= Mari Yoriko Sabusawa =

American translator

Mari Yoriko Sabusawa (July 10, 1920 – September 25, 1994) was a translator, activist, and philanthropist. She was the third wife of novelist James A. Michener, whom she married on October 23, 1955, in Chicago, Illinois.

==Early life==
A second-generation Japanese American, Sabusawa was born to Harry and Riki Sabusawa and raised in Las Animas, Colorado. Her family moved to Long Beach, California in 1936. Sabusawa graduated from Long Beach Polytechnic High School in 1938, and then began studying at Long Beach Junior College.

Following the attack on Pearl Harbor and enactment of Executive Order 9066, Subasawa and her family were sent to California's Santa Anita Assembly Center and then interned at the Granada War Relocation Center (Camp Amache) in Colorado. Shortly thereafter, she was allowed to leave for Antioch College in Ohio where she received a degree in political science and international relations. Through Antioch's cooperative job program, she translated Japanese propaganda for the US intelligence service in Washington DC before attending graduate school at the University of Chicago.

In 1948, Sabusawa became the first female president of the Chicago chapter of the Japanese American Citizens League (JACL). During the early 1950s, she was engaged in community work, especially around questions of civil rights Sabusawa was editor of the American Library Association's Bulletin in Chicago in 1954 when she met her husband.

==Activism==
Both Sabusawa and Michener were supporters of the 1956 Hungarian Revolution against the USSR. They made their home in Vienna a safe haven for refugees created by the conflict. This experience would influence Michener's novel, The Bridge at Andau, 1957.

Sabusawa spoke out in support of American-Japanese marriages in the 1950s. She urged her husband not to run for Congress as a Democrat in 1962, but nevertheless supported him when he did. Sabusawa was encouraged and helped in the research of some of Michener's novels, such as, The Bridge at Andau, Hawaii, and The Source. Michener also wrote Centennial, written in 1974, which was later produced into a miniseries by the same name. It was filmed in part at Bent's Fort, close to Sabusawa's hometown of Las Animas, Colorado.
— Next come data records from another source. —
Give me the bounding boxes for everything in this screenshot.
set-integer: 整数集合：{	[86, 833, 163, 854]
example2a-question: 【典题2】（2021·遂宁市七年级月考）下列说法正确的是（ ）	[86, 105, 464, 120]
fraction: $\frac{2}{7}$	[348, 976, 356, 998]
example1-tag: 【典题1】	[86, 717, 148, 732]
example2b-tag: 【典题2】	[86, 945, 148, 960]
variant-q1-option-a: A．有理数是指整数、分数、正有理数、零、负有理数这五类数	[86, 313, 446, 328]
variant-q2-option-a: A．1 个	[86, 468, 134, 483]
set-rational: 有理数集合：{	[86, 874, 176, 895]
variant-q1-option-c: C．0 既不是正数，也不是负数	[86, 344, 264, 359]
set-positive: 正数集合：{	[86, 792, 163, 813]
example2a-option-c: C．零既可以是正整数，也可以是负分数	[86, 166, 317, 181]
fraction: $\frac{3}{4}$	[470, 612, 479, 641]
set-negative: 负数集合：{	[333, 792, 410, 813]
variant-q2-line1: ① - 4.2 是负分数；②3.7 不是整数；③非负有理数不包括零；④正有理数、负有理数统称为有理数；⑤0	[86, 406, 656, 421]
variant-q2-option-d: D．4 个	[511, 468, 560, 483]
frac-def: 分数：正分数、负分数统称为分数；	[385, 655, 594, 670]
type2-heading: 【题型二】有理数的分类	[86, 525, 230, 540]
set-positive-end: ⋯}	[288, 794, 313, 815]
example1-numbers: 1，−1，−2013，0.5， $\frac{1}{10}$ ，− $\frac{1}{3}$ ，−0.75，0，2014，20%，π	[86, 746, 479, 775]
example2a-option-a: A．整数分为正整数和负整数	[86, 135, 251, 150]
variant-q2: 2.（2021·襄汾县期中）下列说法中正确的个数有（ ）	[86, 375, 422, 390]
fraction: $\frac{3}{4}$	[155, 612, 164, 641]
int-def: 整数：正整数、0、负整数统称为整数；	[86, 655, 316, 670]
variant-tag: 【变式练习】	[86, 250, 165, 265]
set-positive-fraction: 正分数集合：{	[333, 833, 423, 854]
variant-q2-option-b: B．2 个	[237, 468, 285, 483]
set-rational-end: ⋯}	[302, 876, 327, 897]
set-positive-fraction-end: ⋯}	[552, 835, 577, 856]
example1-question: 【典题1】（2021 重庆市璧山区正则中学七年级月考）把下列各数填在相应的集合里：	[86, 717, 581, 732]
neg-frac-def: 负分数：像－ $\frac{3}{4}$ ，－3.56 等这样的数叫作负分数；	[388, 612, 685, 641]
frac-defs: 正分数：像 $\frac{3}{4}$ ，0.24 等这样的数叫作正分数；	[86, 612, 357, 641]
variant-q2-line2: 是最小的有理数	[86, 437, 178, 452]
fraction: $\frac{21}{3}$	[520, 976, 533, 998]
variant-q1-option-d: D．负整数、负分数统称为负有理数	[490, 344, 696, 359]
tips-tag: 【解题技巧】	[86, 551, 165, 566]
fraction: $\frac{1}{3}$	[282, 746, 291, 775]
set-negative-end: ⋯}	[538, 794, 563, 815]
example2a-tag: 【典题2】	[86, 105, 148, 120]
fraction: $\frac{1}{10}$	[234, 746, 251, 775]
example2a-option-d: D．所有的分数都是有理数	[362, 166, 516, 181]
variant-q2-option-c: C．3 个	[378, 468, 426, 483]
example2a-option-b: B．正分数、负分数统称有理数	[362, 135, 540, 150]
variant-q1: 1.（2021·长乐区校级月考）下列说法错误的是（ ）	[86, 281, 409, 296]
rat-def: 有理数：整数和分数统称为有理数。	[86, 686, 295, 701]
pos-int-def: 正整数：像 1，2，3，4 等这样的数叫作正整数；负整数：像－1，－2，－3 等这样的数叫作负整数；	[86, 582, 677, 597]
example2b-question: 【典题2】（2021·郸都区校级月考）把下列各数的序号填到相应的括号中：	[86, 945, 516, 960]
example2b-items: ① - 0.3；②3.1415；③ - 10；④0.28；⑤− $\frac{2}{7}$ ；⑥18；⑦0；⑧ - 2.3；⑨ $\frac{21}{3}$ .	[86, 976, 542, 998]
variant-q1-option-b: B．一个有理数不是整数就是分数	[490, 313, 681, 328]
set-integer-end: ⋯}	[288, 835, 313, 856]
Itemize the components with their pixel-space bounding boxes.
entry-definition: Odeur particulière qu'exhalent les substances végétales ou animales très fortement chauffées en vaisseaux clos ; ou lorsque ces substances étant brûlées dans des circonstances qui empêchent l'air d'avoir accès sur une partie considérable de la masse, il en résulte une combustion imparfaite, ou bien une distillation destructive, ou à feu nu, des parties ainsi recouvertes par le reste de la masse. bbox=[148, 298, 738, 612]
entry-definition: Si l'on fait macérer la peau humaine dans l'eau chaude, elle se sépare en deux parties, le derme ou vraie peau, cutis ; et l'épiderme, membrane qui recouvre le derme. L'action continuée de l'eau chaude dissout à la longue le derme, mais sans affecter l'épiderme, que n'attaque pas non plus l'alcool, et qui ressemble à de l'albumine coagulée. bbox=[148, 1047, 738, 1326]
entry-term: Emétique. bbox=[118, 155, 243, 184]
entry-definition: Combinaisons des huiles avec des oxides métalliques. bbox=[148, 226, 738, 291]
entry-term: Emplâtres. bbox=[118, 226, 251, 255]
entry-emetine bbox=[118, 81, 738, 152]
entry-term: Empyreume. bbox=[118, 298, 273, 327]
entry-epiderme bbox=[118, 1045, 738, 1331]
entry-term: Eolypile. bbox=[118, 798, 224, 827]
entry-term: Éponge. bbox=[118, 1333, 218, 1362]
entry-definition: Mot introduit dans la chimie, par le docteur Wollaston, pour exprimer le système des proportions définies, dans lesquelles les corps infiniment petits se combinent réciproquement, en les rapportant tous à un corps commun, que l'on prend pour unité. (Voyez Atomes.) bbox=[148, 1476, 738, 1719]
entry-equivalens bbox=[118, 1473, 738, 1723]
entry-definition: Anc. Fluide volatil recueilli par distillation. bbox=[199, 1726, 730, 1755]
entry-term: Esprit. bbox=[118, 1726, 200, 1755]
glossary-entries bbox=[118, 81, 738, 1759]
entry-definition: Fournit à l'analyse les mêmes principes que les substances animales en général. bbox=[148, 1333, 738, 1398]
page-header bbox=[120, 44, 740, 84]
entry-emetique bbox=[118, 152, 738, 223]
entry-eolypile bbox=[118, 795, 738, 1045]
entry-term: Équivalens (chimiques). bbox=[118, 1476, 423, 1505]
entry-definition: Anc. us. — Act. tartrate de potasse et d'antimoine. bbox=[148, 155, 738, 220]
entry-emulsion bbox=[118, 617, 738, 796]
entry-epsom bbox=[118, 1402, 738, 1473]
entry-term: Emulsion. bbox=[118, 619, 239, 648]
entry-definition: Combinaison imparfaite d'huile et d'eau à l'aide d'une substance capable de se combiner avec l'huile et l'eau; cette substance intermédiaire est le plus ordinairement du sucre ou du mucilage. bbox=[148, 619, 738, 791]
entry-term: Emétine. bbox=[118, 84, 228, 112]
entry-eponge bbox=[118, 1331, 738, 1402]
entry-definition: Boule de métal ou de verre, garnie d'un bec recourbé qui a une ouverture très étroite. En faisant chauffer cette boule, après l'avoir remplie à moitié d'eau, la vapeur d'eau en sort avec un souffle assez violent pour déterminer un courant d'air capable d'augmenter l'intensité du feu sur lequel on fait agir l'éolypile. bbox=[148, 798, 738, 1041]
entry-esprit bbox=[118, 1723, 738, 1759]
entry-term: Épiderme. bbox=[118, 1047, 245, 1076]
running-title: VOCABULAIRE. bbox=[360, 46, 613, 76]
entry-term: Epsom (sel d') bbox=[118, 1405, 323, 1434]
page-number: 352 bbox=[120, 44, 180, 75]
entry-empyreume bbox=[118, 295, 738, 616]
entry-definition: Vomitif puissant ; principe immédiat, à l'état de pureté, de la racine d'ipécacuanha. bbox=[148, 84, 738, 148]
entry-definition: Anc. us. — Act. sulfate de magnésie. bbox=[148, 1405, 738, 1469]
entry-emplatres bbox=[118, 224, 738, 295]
Together with her husband, Sabusawa was involved with charitable donations, with main fields of their philanthropy being art and higher education. Notably, she established the Mari Sabusawa Michener Endowment, which funded all the educational programs at the James A. Michener Art Museum in Doylestown, Pennsylvania.

==Death==
Sabusawa died in Austin, Texas, on September 25, 1994. She left a bequest of $5 million to the University of Texas at Austin for the construction of what would become the Blanton Museum of Art in addition to the hundreds of paintings the couple gave the university during their lifetimes.